I'm looking for critique on whether something is a valid question. Is there a way to get feedback and test a question before posting and having my reputation slaughtered? For instance, I changed the wording of a question here: How to build a JSON file with nested records from a flat data table? , but only after it had already been knocked out of the ballpark for being too broad earlier.
As Travis has said, the answer is "No, there is no place to get a critique on a question prior to posting it."
However, there are chat rooms filled with skilled and experienced users. Such chat rooms can be a great resource for anyone with >20 rep. If you're in doubt whether a question is off topic, too broad or maybe a duplicate of another question, ask in an appropriate chat room.
I have asked if there are any relevant questions covering what I'm trying to do several times, and have always received help, and not a single comment saying I'm in the wrong place.
I'm trying to count the number of occurrences of a character in a string in hard-language. I have tried to convert the string to a boolean list, and count the numbers of
sum(str == 's')gives an error
"'bool' object is not iterable". I haven't found a relevant question, but I would think it has been asked before. Does anyone know if this has been covered in a question already? If not, is this considered an on-topic question?
Of course you have to adapt this to your question, which might be more complex. Don't paste 30 lines of codes an expect people in chat to read through it all though. In general, people are not in chat rooms to answer questions.
Hi! I'm looking for a python technique to build a nested JSON file from a flat table in a pandas data frame. Is it OK to ask a question such as: "How could a pandas dataframe table be taken and exported to a JSON that looks like [format]? If not, is there a way I can make this an on-topic question?
(Don't include the [format]. It's not relevant in the chat post.)
You will likely get one out of two answers:
Yes, this is on-topic. Note that you should include a [mcve], and the code you have tried so far. Please include a good explanation of what you're trying to achieve, and where you're stuck.
No, this is too broad / unclear. Please try to be more specific. You must at least include an explanation of what you have tried so far, explain exactly where you're stuck, and what you want to achieve. Check out [ask] and [help:on-topic]. You should also include a [mcve].
No, there is no place to get a critique on a question prior to posting it.
Questions are expected to have been carefully crafted prior to posting and are examined in their current state by users (not their future state or potential state).
There are many places to look for guidance at Stack Overflow and elsewhere with regards to how to compose a question and how to specifically compose a programming related question here at the site that is on topic. For example
- The "How To Ask" page at https://stackoverflow.com/help/how-to-ask
- Jon Skeet's "Writing The Perfect Question" at https://codeblog.jonskeet.uk/2010/08/29/writing-the-perfect-question/
- "How to create an MCVE" at https://stackoverflow.com/help/mcve
Most of these boil down to creating a question while looking at the standpoint of someone answering it. Is all of the relevant information there? Is irrelevant information excluded? Is there a proper explanation of what is known, what is expected, and what actually happened? What would an answer look like to this question?

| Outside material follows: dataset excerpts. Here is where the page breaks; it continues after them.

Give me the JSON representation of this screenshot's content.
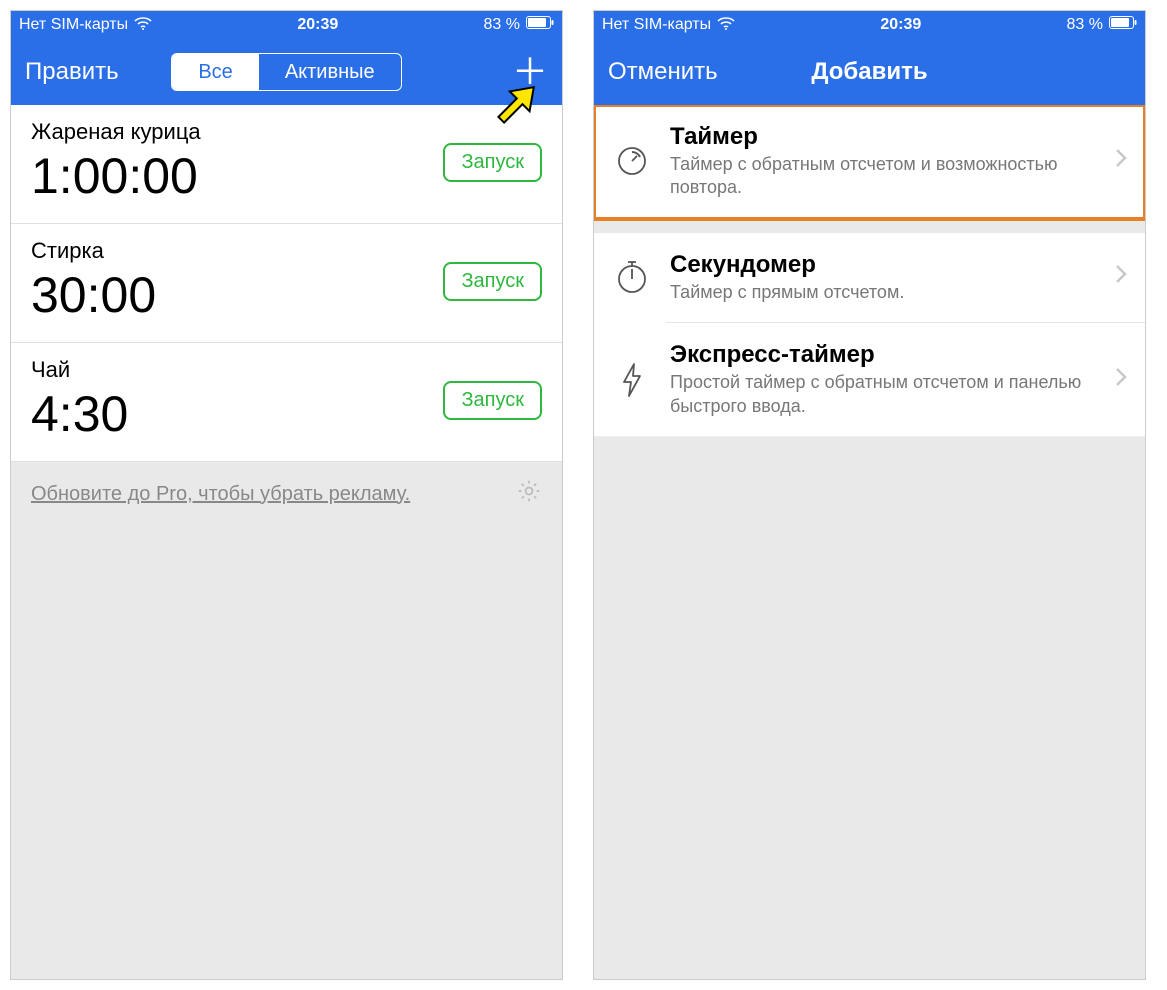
{
  "status": {
    "carrier": "Нет SIM-карты",
    "time": "20:39",
    "battery": "83 %"
  },
  "screen1": {
    "nav": {
      "edit": "Править",
      "seg_all": "Все",
      "seg_active": "Активные"
    },
    "timers": [
      {
        "name": "Жареная курица",
        "time": "1:00:00",
        "start": "Запуск"
      },
      {
        "name": "Стирка",
        "time": "30:00",
        "start": "Запуск"
      },
      {
        "name": "Чай",
        "time": "4:30",
        "start": "Запуск"
      }
    ],
    "upgrade": "Обновите до Pro, чтобы убрать рекламу."
  },
  "screen2": {
    "nav": {
      "cancel": "Отменить",
      "title": "Добавить"
    },
    "options": [
      {
        "title": "Таймер",
        "desc": "Таймер с обратным отсчетом и возможностью повтора."
      },
      {
        "title": "Секундомер",
        "desc": "Таймер с прямым отсчетом."
      },
      {
        "title": "Экспресс-таймер",
        "desc": "Простой таймер с обратным отсчетом и панелью быстрого ввода."
      }
    ]
  }
}
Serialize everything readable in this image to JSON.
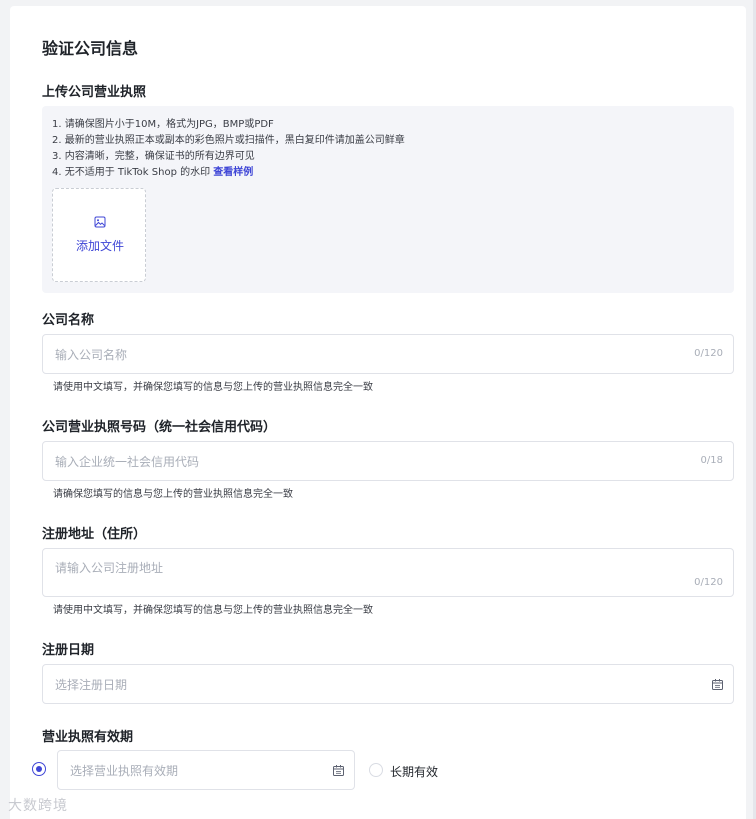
{
  "page": {
    "title": "验证公司信息"
  },
  "license_upload": {
    "label": "上传公司营业执照",
    "requirements": [
      "1. 请确保图片小于10M，格式为JPG，BMP或PDF",
      "2. 最新的营业执照正本或副本的彩色照片或扫描件，黑白复印件请加盖公司鲜章",
      "3. 内容清晰，完整，确保证书的所有边界可见",
      "4. 无不适用于 TikTok Shop 的水印"
    ],
    "sample_link": "查看样例",
    "add_file_label": "添加文件",
    "add_file_icon": "image-icon"
  },
  "company_name": {
    "label": "公司名称",
    "placeholder": "输入公司名称",
    "value": "",
    "counter": "0/120",
    "hint": "请使用中文填写，并确保您填写的信息与您上传的营业执照信息完全一致"
  },
  "credit_code": {
    "label": "公司营业执照号码（统一社会信用代码）",
    "placeholder": "输入企业统一社会信用代码",
    "value": "",
    "counter": "0/18",
    "hint": "请确保您填写的信息与您上传的营业执照信息完全一致"
  },
  "registered_address": {
    "label": "注册地址（住所）",
    "placeholder": "请输入公司注册地址",
    "value": "",
    "counter": "0/120",
    "hint": "请使用中文填写，并确保您填写的信息与您上传的营业执照信息完全一致"
  },
  "registration_date": {
    "label": "注册日期",
    "placeholder": "选择注册日期",
    "icon": "calendar-icon"
  },
  "license_validity": {
    "label": "营业执照有效期",
    "placeholder": "选择营业执照有效期",
    "icon": "calendar-icon",
    "long_term_label": "长期有效",
    "selected": "date"
  },
  "watermark": "大数跨境",
  "colors": {
    "accent": "#3f46d6",
    "border": "#e0e2e8",
    "placeholder": "#a9aeb8",
    "upload_bg": "#f4f5f9"
  }
}
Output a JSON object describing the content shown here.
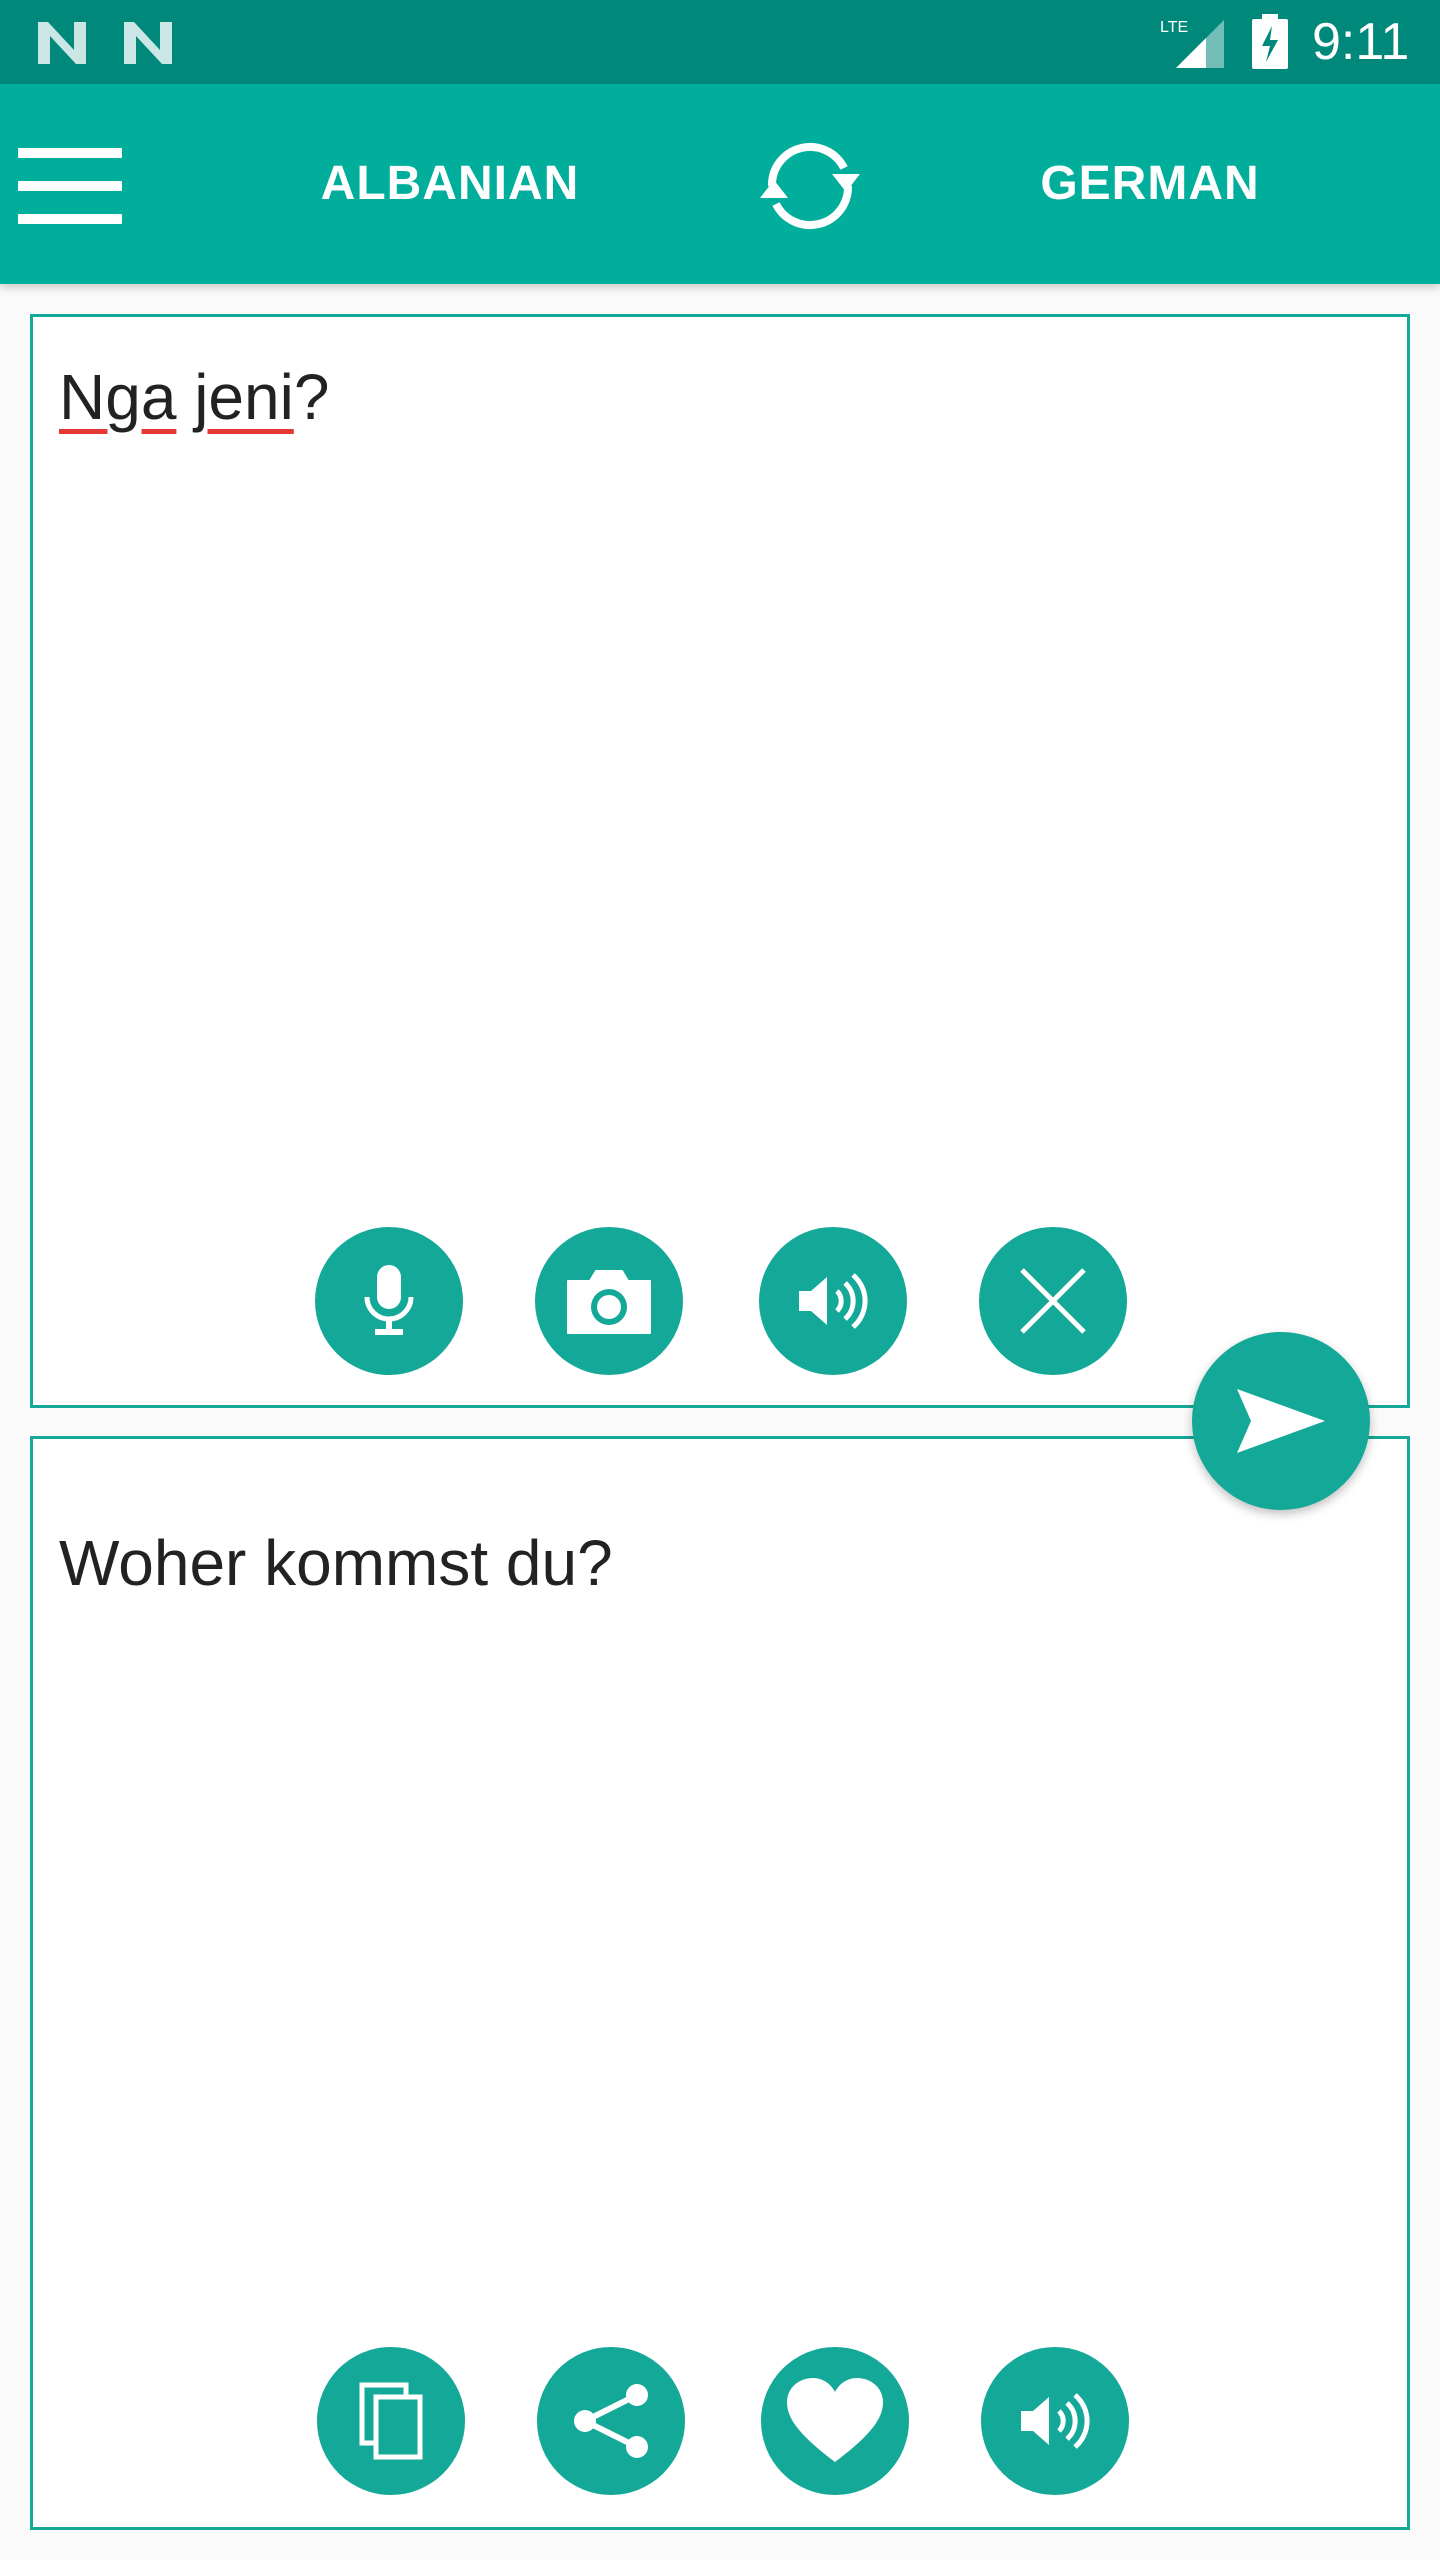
{
  "status_bar": {
    "time": "9:11",
    "network_label": "LTE",
    "icons": [
      "n-notification-icon",
      "n-notification-icon",
      "lte-signal-icon",
      "battery-charging-icon"
    ]
  },
  "app_bar": {
    "source_language": "ALBANIAN",
    "target_language": "GERMAN",
    "icons": [
      "menu-icon",
      "swap-languages-icon"
    ]
  },
  "input": {
    "words": [
      "Nga",
      "jeni"
    ],
    "punctuation": "?",
    "misspelled": [
      "Nga",
      "jeni"
    ],
    "buttons": [
      "microphone-icon",
      "camera-icon",
      "speaker-icon",
      "close-icon"
    ]
  },
  "translate_button": {
    "icon": "send-icon"
  },
  "output": {
    "text": "Woher kommst du?",
    "buttons": [
      "copy-icon",
      "share-icon",
      "heart-icon",
      "speaker-icon"
    ]
  },
  "colors": {
    "status_bar": "#00897b",
    "app_bar": "#00ae9b",
    "accent": "#14a898",
    "spellcheck": "#e53935"
  }
}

The only feedback available is going to be after the question is posted as far as Stack Overflow goes. With this under consideration, be mindful of the state of the question posted - do not post a rough draft.
I'm looking for critique on whether something is a valid question. Is there a way to get feedback and test a question before posting and having my reputation slaughtered?
Yes, you can ask on meta or in chat to check with the community if something is on-topic. This is a very basic test of something being on-topic. If you ask a meta question, post your proposed question inside the body. Possible meta-tags include site-recommendation, scope, and even too-broad. As an example, the body your meta question could look like:
I have a question in python that I think is on-topic, but maybe it is too broad. If my question is not on-topic, why and what could I do to fix it?
Here's my question:
<insert your question here>
You shouldn't have to do this too often, but it's fine before asking questions that you feel are borderline. Do not use this to avoid a question ban on the main site, and be prepared for the answer that your question is indeed off-topic and even unsalvageable. And try not to abuse the meta effect to get your question more views. For example, if your question turns out to be on-topic, avoid providing a link to the meta question after the fact.
Your question has been reopened by 5 votes. So seems like all users don't really agree if your question is on topic or not.
In my opinion your questions is on topic and is not even a low quality one because:
- The question is clear: "my code is not working as expected how can I fix it"
- You have searched by yourself before posting here
- You give us every elements that we need to be able to answer: the code, the current result, the desired result.
And I disagree with the comment saying "a high level approach". However your problem is not only about python but with the algorithm to be used too this may be why this question was closed on the first hand.